1800x vs 6900k is the much-touted comparison but only in terms of perf/$. performance of both isn't that different.
1700 is the one with most clear niche here and undoubtedly will be most popular. same price as 7700k, more cores.
the most interesting fighting par should be 1700x vs 6800k, same price and judging by current reviews, gap in performance is not as large as expected.

latest bits of information we have on ryzen 3/5 says their clock speeds will not go higher than ryzen 7-s, topping out at 4.0 or just above that.

in most reviews where overclocking (simple and with air cooling) is attempted, 1700/1700x/1800x all end up between 4.0-4.1 ghz. especially with that in mind, 1700 sounds like the best of the bunch, especially with perf/$ in mind.
 
are we reading the same reviews? 6900k/6950x ipc is better by around 8% in cinebench which is a very strong point for ryzen. ryzen is behind more in other tests. intel's chips lose that advantage and some more in multithreaded which suggests amd has done something very right in their smt implementation.

Please actually read what I wrote. I bolded the section you appear to have misunderstood.

Saying these offer a lackluster gaming performance means quite simply that X99 offers NO gaming performance at all since at stock I do not believe there is a single 2011v3 or v4 CPU that offers better performance in most games. Certainly the 6900K and 6950X are trash in this situation as well with their lower clockspeed and worse performing multithreaded IPC.

ryzen has incredible amount of raw power. it performs better than intel counterparts in cinebench, handbrake, pov-ray and blender.
unfortunately, not in much else. gaming being the weakest aspect.

Most of those FPS issues went away when a forced clock was applied. I didn't run into the lower FPS issues myself after forcing the chip to 4ghz instead of turbo.
 
If your a gamer and a streamer, it is very compelling vs the 7700k. It is still a drastic improvement over the FX series and it is a completely new uArch so there will be teething issues with UEFI and OS kernels.
 
Certainly the 6900K and 6950X are trash in this situation
The 6950x actually tends to trade blows with the 7700k across pretty much all the reviews I've seen.

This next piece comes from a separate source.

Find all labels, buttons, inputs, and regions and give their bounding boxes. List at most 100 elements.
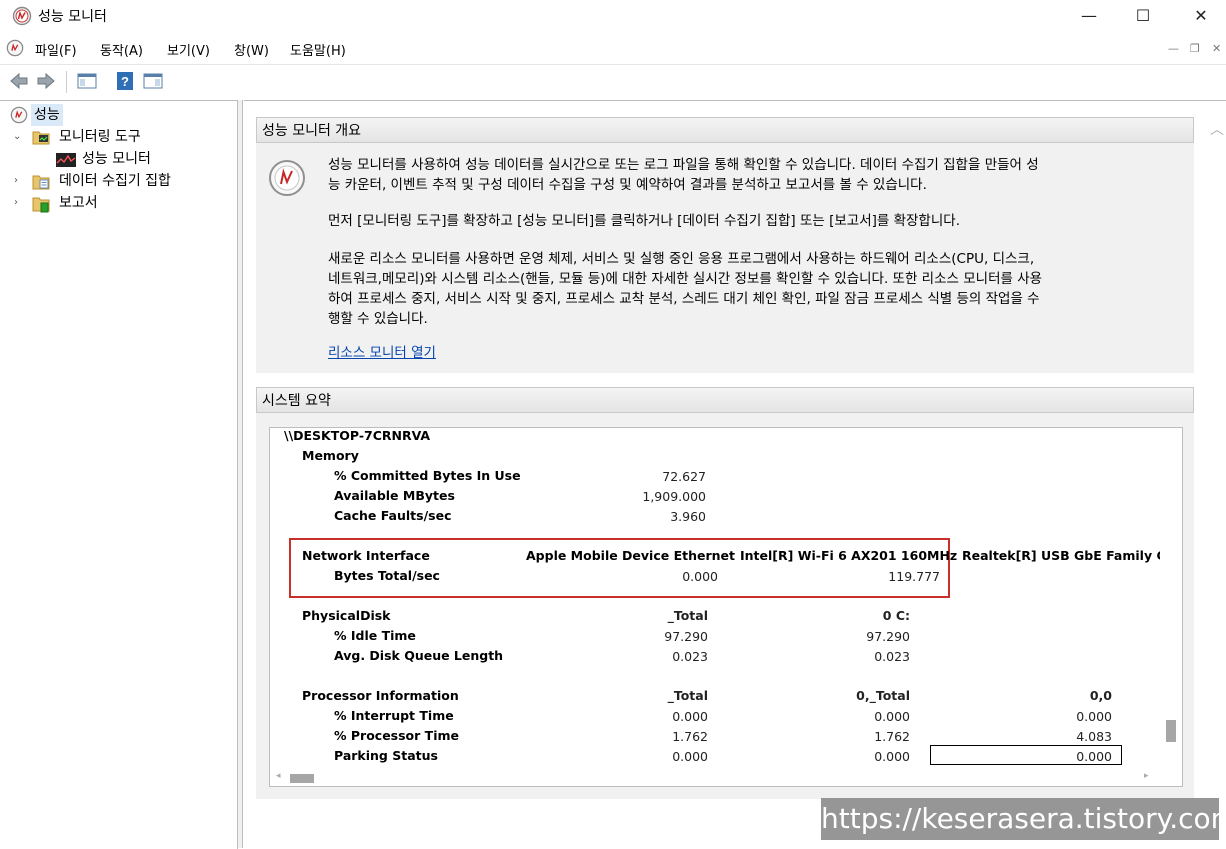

There are also games when that is reversed and AMD offers MORE performance, yet those games aren't mentioned.
The gaming reviews have been quite soft on Ryzen frankly. Same handful of games over and over again. I'm guessing ones recommended by AMD to reviewers.
 
Great CPU for multi-threading...I am happy for AMD this is a great step forward, but this time I will say pass. I've canceled my pre-order as this will not be a great upgrade for me.
 
The gaming reviews have been quite soft on Ryzen frankly. Same handful of games over and over again. I'm guessing ones recommended by AMD to reviewers.

I agree they have been a little lacking for titles, but the FPS difference still isn't something I am worried about. Especially since I do not game at 1080P...that being said I am not swapping away from my x99 build for this chip. It doesn't offer more performance in most applications than a high clocked broadwell-e. It also pains me to say, but "teething issues" doesn't describe how much of a pain in the ass it was getting that bastard up and going stable. BIOS issues out the ass and killing an entire board wasn't exactly my favorite couple of days.
 
There's clearly a bug affecting gaming. The reviews are all over the place even for the same game sometimes.
 
It is still beyond me why people expected a 16 thread under 4 Ghz chip to be adequate for gaming , you would think by now most people would have enough knowledge about these things , guess I was wrong.